Epameinondas Zymbrakakis or Pamikos Zymbrakakis (Nafplio, 1863 – 1922) was a Greek Lieutenant General who fought in World War I.

==Biography==
He was the son of the military, politician and Army minister Charalambos Zymbrakakis (1812-1880). His elder brother was Emmanouil Zymvrakakis, who also became a Lieutenant General in World War I. Epameinondas enlisted as a volunteer in the army in 1882 and studied at the School of Non-Commissioned Officers, from which he left in 1888 as a second lieutenant. He was sent to France to complete his studies. During the Cretan Revolt (1897–1898), he participated as a volunteer.

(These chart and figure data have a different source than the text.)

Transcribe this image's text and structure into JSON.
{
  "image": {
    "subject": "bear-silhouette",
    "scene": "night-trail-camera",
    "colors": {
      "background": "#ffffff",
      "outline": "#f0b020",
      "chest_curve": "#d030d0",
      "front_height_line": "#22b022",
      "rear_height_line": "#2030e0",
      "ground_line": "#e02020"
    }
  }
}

In 1909 Epameinondas Zymbrakakis was one of the main inspirers and creators of the Goudi coup, as a member of the steering committee of the Military Association.
Also in 1916, when the Provisional Government of National Defence was proclaimed in Thessaloniki by Eleftherios Venizelos, he was one of the first to support it.
After Greece had joined the allies in 1917, he participated at the head of the Serres Division in all the military operations of the Entente, that took place in Macedonia.

He died in 1922 with the rank of Lieutenant General.

== Sources ==
- "Newer Encyclopaedic Dictionary of Helios" vol.8th, p.771.
- Pericles I. Argyropoulos "Memories" - Athens 1996, p.66.